Il a un regard pour Magnus, hautement dubitatif parce qu’il ne croyait pas que l’homme le prenne tellement au sérieux, pour sa part ! Mais de toute évidence, il avait raison sur un point : il adorait être en désaccord avec lui !

« En plus je suppose que la cuisine telle qu’elle est ne te plaît pas. », fait remarquer Sebastian, sarcastique. « Tu m’as toujours coûté cher, tu sais ça ? »

Puis, Magnus explique ce que la cuisine avait été pour lui : son salut, en quelque sorte. Mais juste temporaire. N’était-ce pas à cause de la pression dans celle-ci qu’il était tombé si bas ? Parce qu’il ne pouvait endurer ce qu’il y avait après. C’est-à-dire « rien ».

« Oui. Tu as définitivement besoin d’un hobby. », convient Sebastian en acquiesçant, parce qu’il le croyait très sincèrement. Et ça l’inquiétait. Il n’y avait jamais eu que la cuisine pour Magnus. Alors qu’est-ce qu’il allait vraiment trouver pour s’occuper ? « Tu sais, pour certains une femme et un enfant sont des hobbies satisfaisants… »
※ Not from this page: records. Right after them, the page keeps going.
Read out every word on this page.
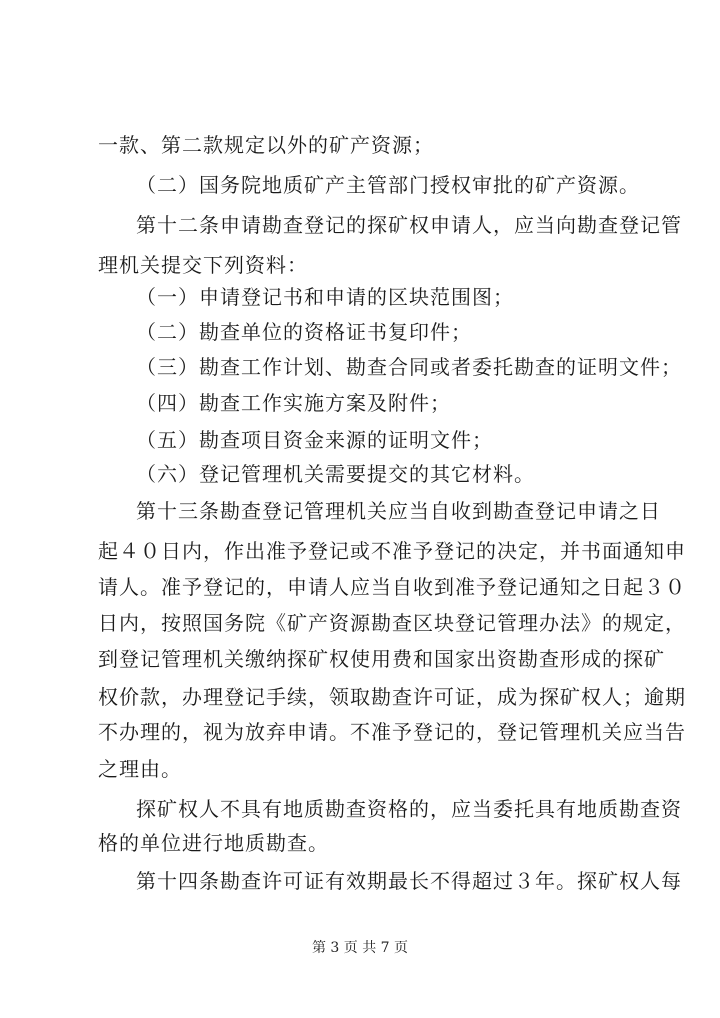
一款、第二款规定以外的矿产资源；
（二）国务院地质矿产主管部门授权审批的矿产资源。
第十二条申请勘查登记的探矿权申请人，应当向勘查登记管
理机关提交下列资料：
（一）申请登记书和申请的区块范围图；
（二）勘查单位的资格证书复印件；
（三）勘查工作计划、勘查合同或者委托勘查的证明文件；
（四）勘查工作实施方案及附件；
（五）勘查项目资金来源的证明文件；
（六）登记管理机关需要提交的其它材料。
第十三条勘查登记管理机关应当自收到勘查登记申请之日
起４０日内，作出准予登记或不准予登记的决定，并书面通知申
请人。准予登记的，申请人应当自收到准予登记通知之日起３０
日内，按照国务院《矿产资源勘查区块登记管理办法》的规定，
到登记管理机关缴纳探矿权使用费和国家出资勘查形成的探矿
权价款，办理登记手续，领取勘查许可证，成为探矿权人；逾期
不办理的，视为放弃申请。不准予登记的，登记管理机关应当告
之理由。
探矿权人不具有地质勘查资格的，应当委托具有地质勘查资
格的单位进行地质勘查。
第十四条勘查许可证有效期最长不得超过３年。探矿权人每
第 3 页 共 7 页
Pas que ça lui plaisait de le proposer, mais ne sait-on jamais… Sebastian observe justement un couple qui passe tout près, riant et un peu trop près à son goût pour la bonne tenue en public. Sûrement un jeune couple. Il les méprise silencieusement par péché d’envie. Son ancien ami lui assure être prêt. Sebastian n’est pas certain, pour sa part… mais il connait bien assez le Suédois pour savoir que quand il avait une conviction, on ne l’en détachait pas si aisément. Alors il ne répond même pas. Et puis, malgré tout, il l’avait vu ce soir en cuisine. Magnus avait assuré. Comme à l’époque. Il savait, en quelque part, que tout en ayant besoin d’éviter les travers de Magnus, il avait besoin de ses qualités dans son restaurant.

Sebastian se retourne alors que déjà, l’homme lui parle de la troisième étoile. Bien sûr, il était ici pour ça… L’Allemand croise les bras, pianotant doucement juste au-dessus d’un de ses coudes, signe qu’il réfléchissait.

« Bien sûr que non. », répond-t-il finalement, parce que c’était la vérité. Il n’avait pas renoncé. Lui aussi était revenu pour ça, en quelques sortes… Mais les choses ne s’étaient pas déroulées exactement comme prévu et il n’avait pas su bien s’entourer. « Mais dans l’état, j’ai d’autres préoccupations… »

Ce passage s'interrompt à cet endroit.